Лгуны, воры, грабители, убийцы? Кем они были, люди на палубе «Ворона»? Все же разбойничьей шайкой? Сейчас, шесть месяцев спустя, Серов не рискнул бы на этом настаивать. Шайки сбегаются и разбегаются, а команда «Ворона» – тем более Береговое братство – казались структурами устойчивыми, рассчитанными на годы и десятилетия. Постепенно, день за днем, он постигал тот механизм, ту внутреннюю иерархию, что обеспечивала им стабильность. Ему уже стало понятно, что основой того и другого были суровые законы Берегового братства, ненависть к испанцам и партнерство – особенно последнее, отчасти заменявшее семью. Конечно, имелись в экипаже одиночки, но в большинстве своем он состоял из групп, включавших двух, трех, четырех партнеров, наследников друг друга, соединенных приятельской связью. Такие люди спали рядом, ели из одного котла, делились ромом, сухарем и женщиной, вместе пили, развлекались и сражались. Их союз был чисто добровольным, не зависящим от власти капитана, но дальше эта власть объединяла их в ватаги по двадцать—тридцать человек, боевые подразделения и вахты, аналогичные взводу и возглавляемые сержантами.
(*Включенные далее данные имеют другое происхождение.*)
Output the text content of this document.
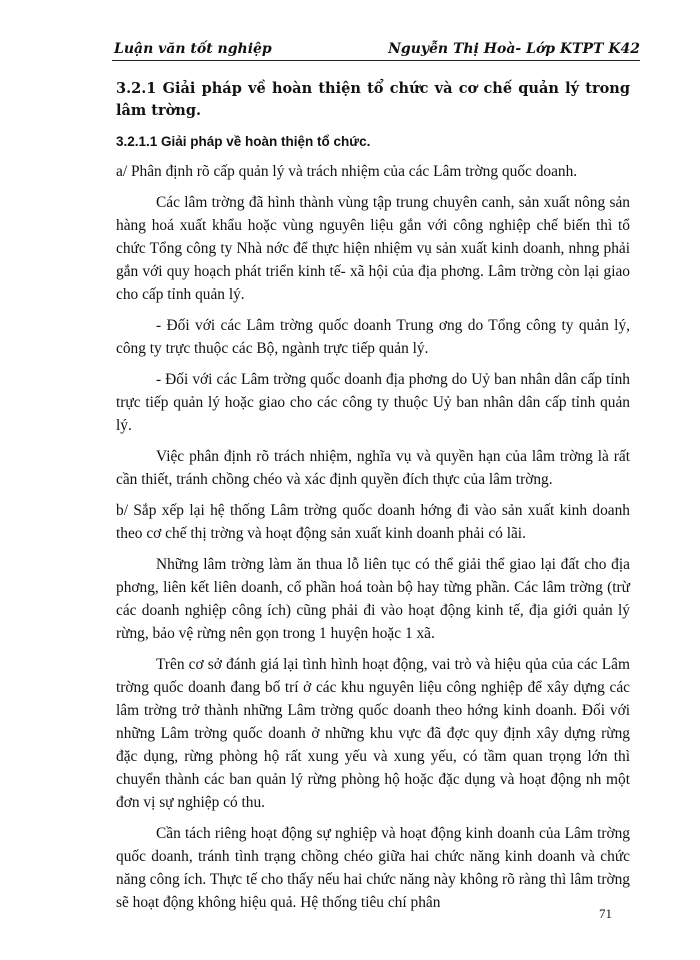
Luận văn tốt nghiệp	Nguyễn Thị Hoà- Lớp KTPT K42
3.2.1 Giải pháp về hoàn thiện tổ chức và cơ chế quản lý trong lâm trờng.
3.2.1.1 Giải pháp về hoàn thiện tổ chức.

a/ Phân định rõ cấp quản lý và trách nhiệm của các Lâm trờng quốc doanh.

Các lâm trờng đã hình thành vùng tập trung chuyên canh, sản xuất nông sản hàng hoá xuất khẩu hoặc vùng nguyên liệu gắn với công nghiệp chế biến thì tổ chức Tổng công ty Nhà nớc để thực hiện nhiệm vụ sản xuất kinh doanh, nhng phải gắn với quy hoạch phát triển kinh tế- xã hội của địa phơng. Lâm trờng còn lại giao cho cấp tỉnh quản lý.

- Đối với các Lâm trờng quốc doanh Trung ơng do Tổng công ty quản lý, công ty trực thuộc các Bộ, ngành trực tiếp quản lý.

- Đối với các Lâm trờng quốc doanh địa phơng do Uỷ ban nhân dân cấp tỉnh trực tiếp quản lý hoặc giao cho các công ty thuộc Uỷ ban nhân dân cấp tỉnh quản lý.

Việc phân định rõ trách nhiệm, nghĩa vụ và quyền hạn của lâm trờng là rất cần thiết, tránh chồng chéo và xác định quyền đích thực của lâm trờng.

b/ Sắp xếp lại hệ thống Lâm trờng quốc doanh hớng đi vào sản xuất kinh doanh theo cơ chế thị trờng và hoạt động sản xuất kinh doanh phải có lãi.

Những lâm trờng làm ăn thua lỗ liên tục có thể giải thể giao lại đất cho địa phơng, liên kết liên doanh, cổ phần hoá toàn bộ hay từng phần. Các lâm trờng (trừ các doanh nghiệp công ích) cũng phải đi vào hoạt động kinh tế, địa giới quản lý rừng, bảo vệ rừng nên gọn trong 1 huyện hoặc 1 xã.

Trên cơ sở đánh giá lại tình hình hoạt động, vai trò và hiệu qủa của các Lâm trờng quốc doanh đang bố trí ở các khu nguyên liệu công nghiệp để xây dựng các lâm trờng trở thành những Lâm trờng quốc doanh theo hớng kinh doanh. Đối với những Lâm trờng quốc doanh ở những khu vực đã đợc quy định xây dựng rừng đặc dụng, rừng phòng hộ rất xung yếu và xung yếu, có tầm quan trọng lớn thì chuyển thành các ban quản lý rừng phòng hộ hoặc đặc dụng và hoạt động nh một đơn vị sự nghiệp có thu.

Cần tách riêng hoạt động sự nghiệp và hoạt động kinh doanh của Lâm trờng quốc doanh, tránh tình trạng chồng chéo giữa hai chức năng kinh doanh và chức năng công ích. Thực tế cho thấy nếu hai chức năng này không rõ ràng thì lâm trờng sẽ hoạt động không hiệu quả. Hệ thống tiêu chí phân

71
Таких на «Вороне» насчитывалось пять: команды Чарли Галлахера, Клайва Тиррела и Руперта Дойча, а еще канониры, что подчинялись Теггу, и стражи порядка – Кактус Джо, Хрипатый Боб, Бразилец Рик и четверо братьев-скандинавов. Эти, самая верная опора капитана, играли роль полиции и обладали кое-какими привилегиями – скажем, драить палубу и пушки им не приходилось. Офицеры и корабельные мастера, боцман, плотник, оружейник и другие, были как бы сами по себе, но в то же время соединенными с командой прочной связью. Каждый мастер располагал помощниками, из тех, кто владел пилой и топором, мог починить мушкет или разорванный парус; свои помощники были у хирурга и Тома Садлера – люди, умевшие перевязывать раны или прикинуть ценность добычи. Кроме того, ватага Тиррела считалась вахтой капитана, Галлахера – вахтой шкипера, а Пил начальствовал над взводом Дойча. Серов вполне вписался в эту структуру – имелись у него ватага и подельники и даже шеф офицерского ранга.
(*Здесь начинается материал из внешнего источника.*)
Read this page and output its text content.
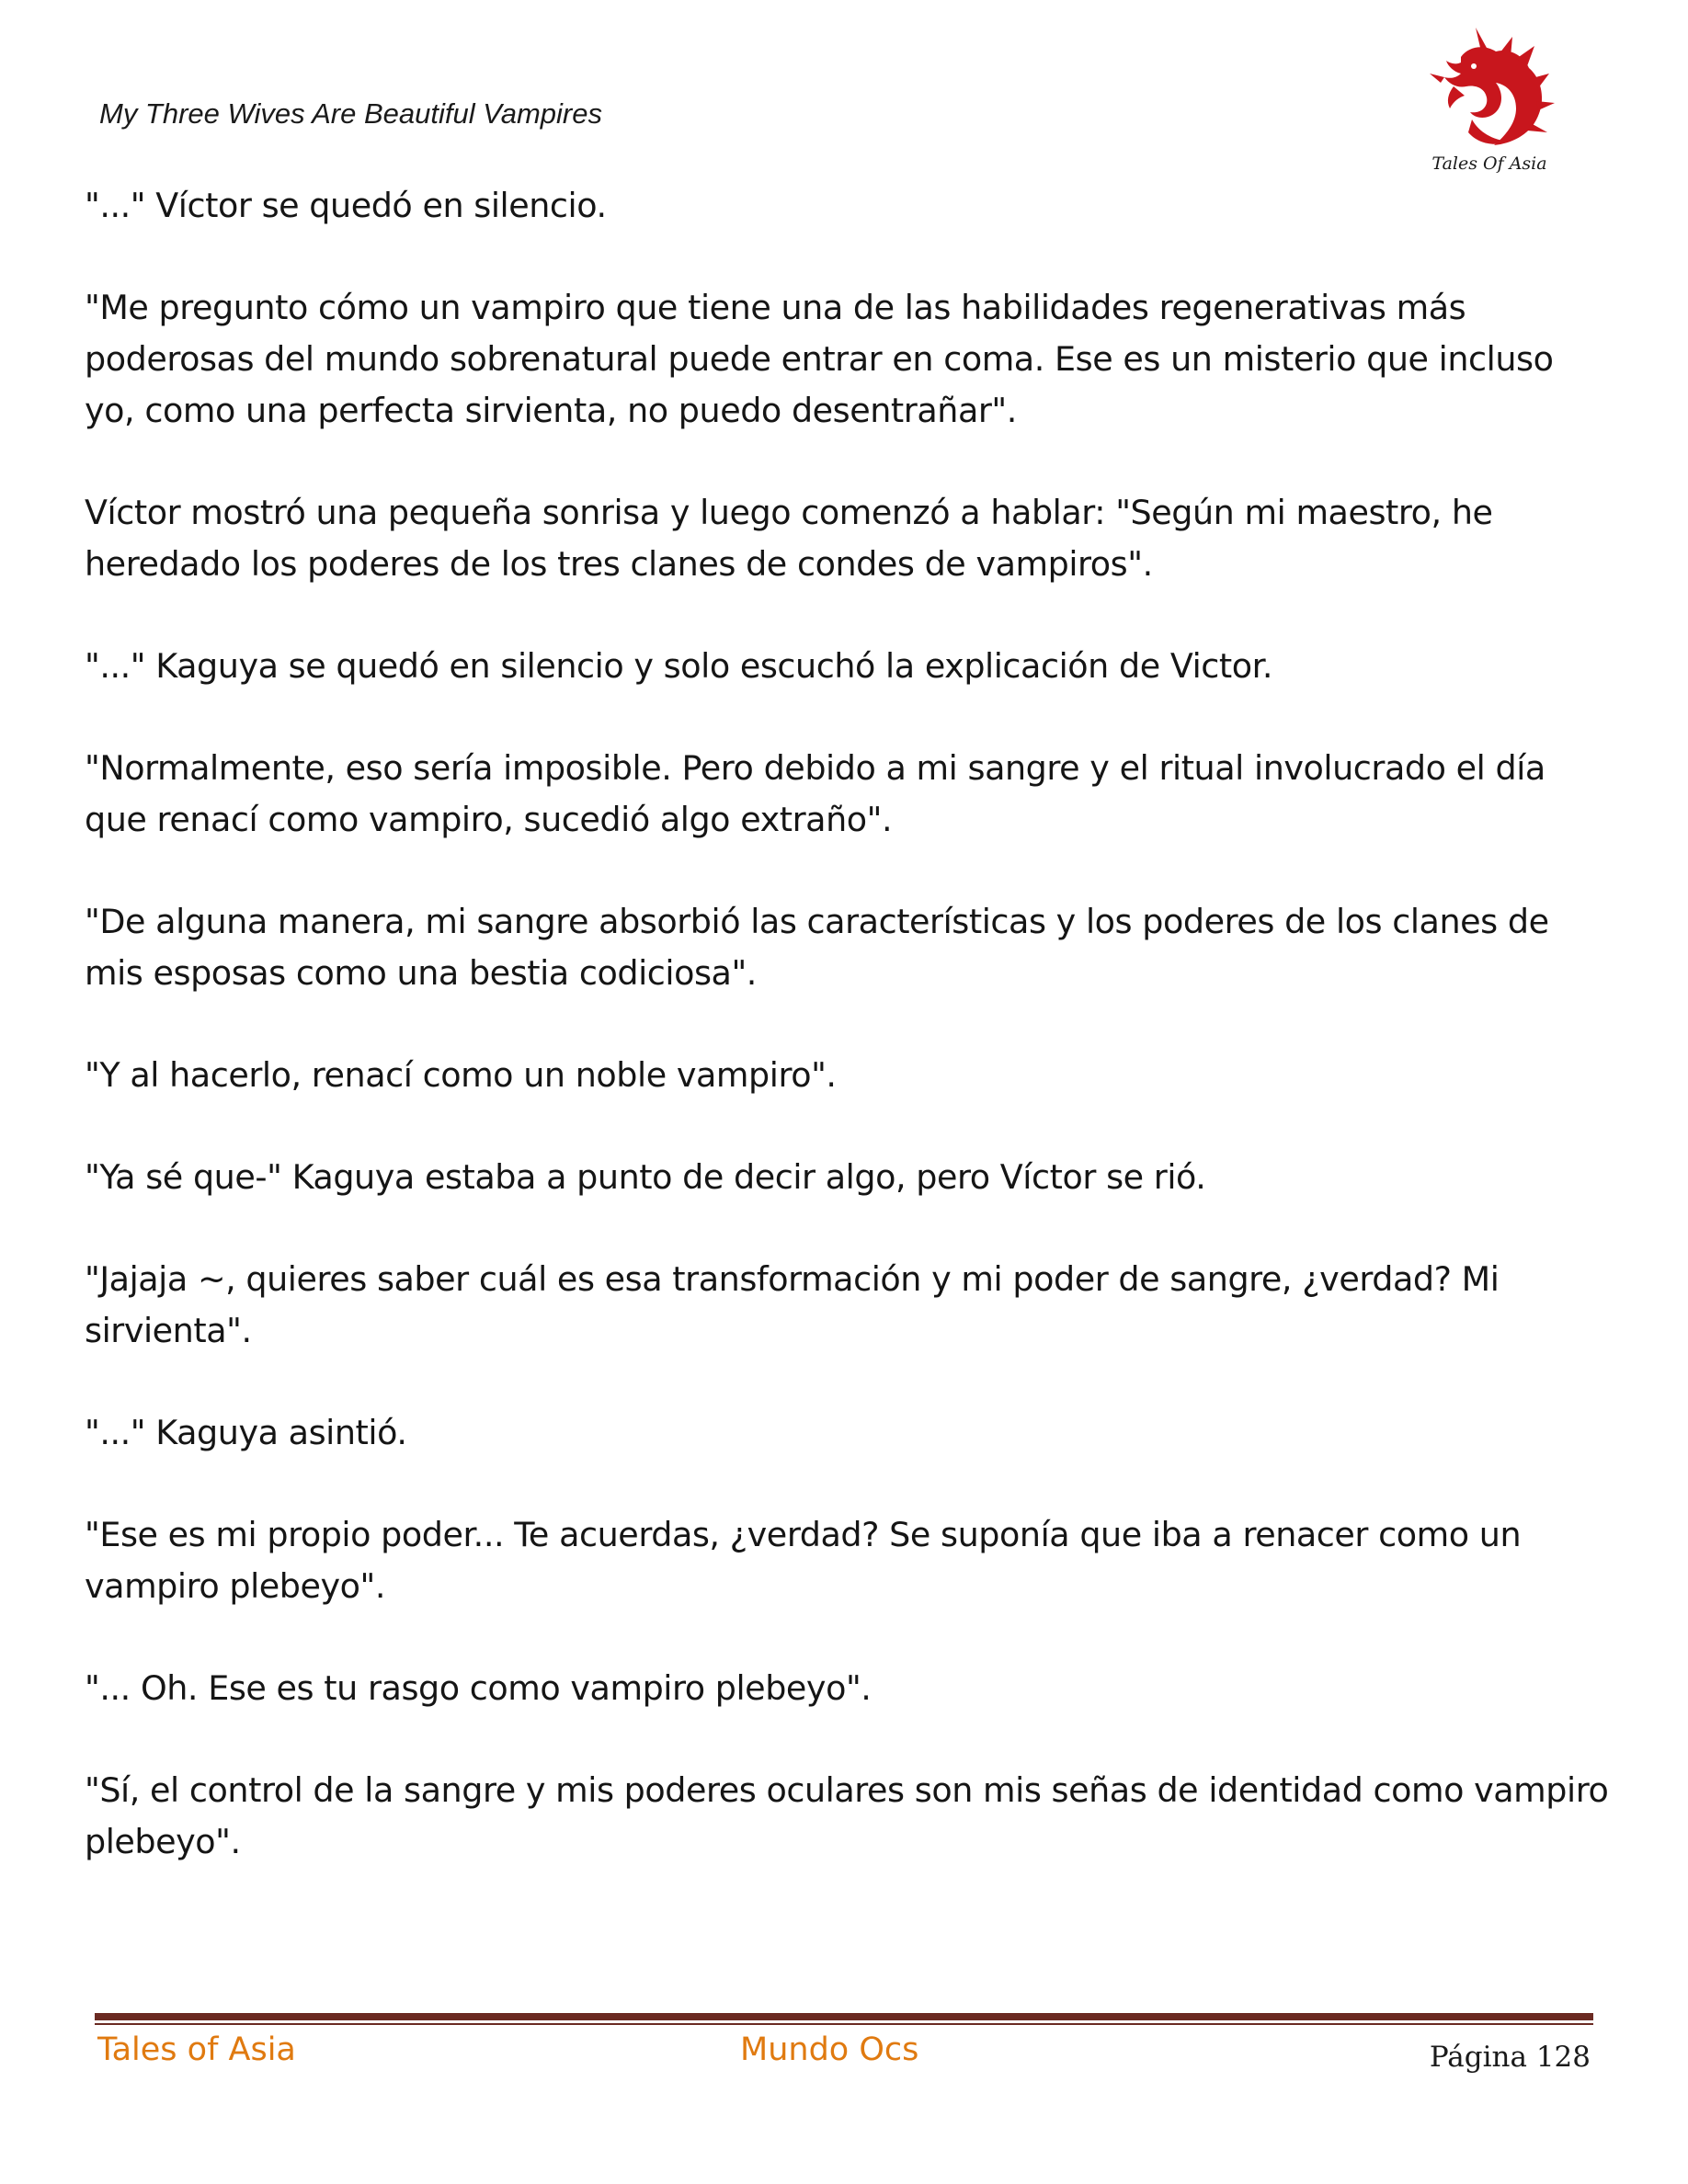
My Three Wives Are Beautiful Vampires
Tales Of Asia

"..." Víctor se quedó en silencio.

"Me pregunto cómo un vampiro que tiene una de las habilidades regenerativas más poderosas del mundo sobrenatural puede entrar en coma. Ese es un misterio que incluso yo, como una perfecta sirvienta, no puedo desentrañar".

Víctor mostró una pequeña sonrisa y luego comenzó a hablar: "Según mi maestro, he heredado los poderes de los tres clanes de condes de vampiros".

"..." Kaguya se quedó en silencio y solo escuchó la explicación de Victor.

"Normalmente, eso sería imposible. Pero debido a mi sangre y el ritual involucrado el día que renací como vampiro, sucedió algo extraño".

"De alguna manera, mi sangre absorbió las características y los poderes de los clanes de mis esposas como una bestia codiciosa".

"Y al hacerlo, renací como un noble vampiro".

"Ya sé que-" Kaguya estaba a punto de decir algo, pero Víctor se rió.

"Jajaja ~, quieres saber cuál es esa transformación y mi poder de sangre, ¿verdad? Mi sirvienta".

"..." Kaguya asintió.

"Ese es mi propio poder... Te acuerdas, ¿verdad? Se suponía que iba a renacer como un vampiro plebeyo".

"... Oh. Ese es tu rasgo como vampiro plebeyo".

"Sí, el control de la sangre y mis poderes oculares son mis señas de identidad como vampiro plebeyo".

Tales of Asia	Mundo Ocs	Página 128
На борту «Ворона» Садлер, которому стукнуло шестьдесят, считался старшим по возрасту, ходившим еще с Олоне в Маракайбо и Морганом в Панаму – живая летопись схваток и битв, кровавых дележей и буйных пьянок, когда за ночь просаживались в кабаках Бас-Тера и Порт-Ройяла целые состояния. Рассказать он мог о многом, и Серов такой возможности не упускал, памятуя, что со своим уставом в чужой монастырь не лезут. Так ли, иначе, но старый казначей сделался его наставником в законах Берегового братства; Садлер, вне всякого сомнения, был одним из толкователей этого неписаного кодекса, хранившегося в памяти нескольких десятков ветеранов.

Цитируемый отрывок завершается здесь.